Solar assisted Solid Desiccant Cooling (SDC) systems are effective solutions for hot and humid climates. Unlike conventional cooling systems that cool and dehumidify simultaneously, SDC systems handle sensible and latent load separately, assuring more accessible, economical and efficient air conditioning. Air-based flat-plate Photovoltaic Thermal (PV/T) collectors can provide low grade thermal energy for SDC operation. However, PV/T collectors optimized for increasing the outlet air temperature adversely affect the electrical performance and material integrity of the photovoltaic (PV) modules. As a result, an auxiliary heater (AH) is commonly employed to boost the outlet air temperature to the required level to support the SDC system’s operation; increasing the input power requirements of the integrated system.

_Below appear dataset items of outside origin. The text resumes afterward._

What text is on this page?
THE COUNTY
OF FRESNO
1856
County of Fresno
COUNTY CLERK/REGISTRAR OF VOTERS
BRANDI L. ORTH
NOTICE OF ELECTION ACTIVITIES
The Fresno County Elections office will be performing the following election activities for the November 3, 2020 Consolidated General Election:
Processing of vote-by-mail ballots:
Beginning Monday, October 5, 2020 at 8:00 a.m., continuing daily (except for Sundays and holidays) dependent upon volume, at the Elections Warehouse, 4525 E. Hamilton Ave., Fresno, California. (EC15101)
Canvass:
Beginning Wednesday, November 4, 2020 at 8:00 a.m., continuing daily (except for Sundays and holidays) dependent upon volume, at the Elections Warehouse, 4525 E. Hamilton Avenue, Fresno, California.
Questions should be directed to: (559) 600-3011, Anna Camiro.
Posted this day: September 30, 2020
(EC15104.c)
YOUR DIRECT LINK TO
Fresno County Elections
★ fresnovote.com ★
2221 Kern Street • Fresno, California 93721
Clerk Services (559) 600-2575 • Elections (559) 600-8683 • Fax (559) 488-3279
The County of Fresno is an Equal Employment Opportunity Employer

This research investigates a Photovoltaic Thermal Solar Air Heater (PVT SAH) assisted Solid Desiccant Cooling (SDC) system for daytime operation in hot and humid climates. The objective of the research is to develop an integrated design methodology for the complex system.
An integrated energy model of a roof mounted PVT-SAH assisted SDC system for an archetypical low-rise mixed-use building in India is developed. First, three configurations of the integrated system are compared and an appropriate configuration is identified. A sensitivity analysis is conducted to investigate the correlation between the design parameters and the objective functions, and specify the ranges of inputs for the optimization study. A multi-objective optimization study is conducted to investigate the design solutions that reduce the solar assisted SDC system’s reliance on auxiliary heater, and optimize the solar energy gains (electrical and thermal) for space cooling application.
The integrated system configuration with proposed modifications achieved upto 135% improvement in COPth and upto 48% reduction in unmet hours over the typical system configurations. As per the sensitivity analysis, the collector area, air mass flow rate, and channel height are the most important design parameters. The optimization study results show that AH energy consumption is more sensitive to the air mass flow rate for larger collector areas. In contrast, the PV electrical energy gain is more sensitive to the collector areas.
The integrated PVT-SAH assisted SDC system shows a great potential to reduce both energy consumption and peak demand. The design methodology proposed in this study will facilitate the design and application of an integrated PVT-SAH assisted SDC system in hot and humid climates.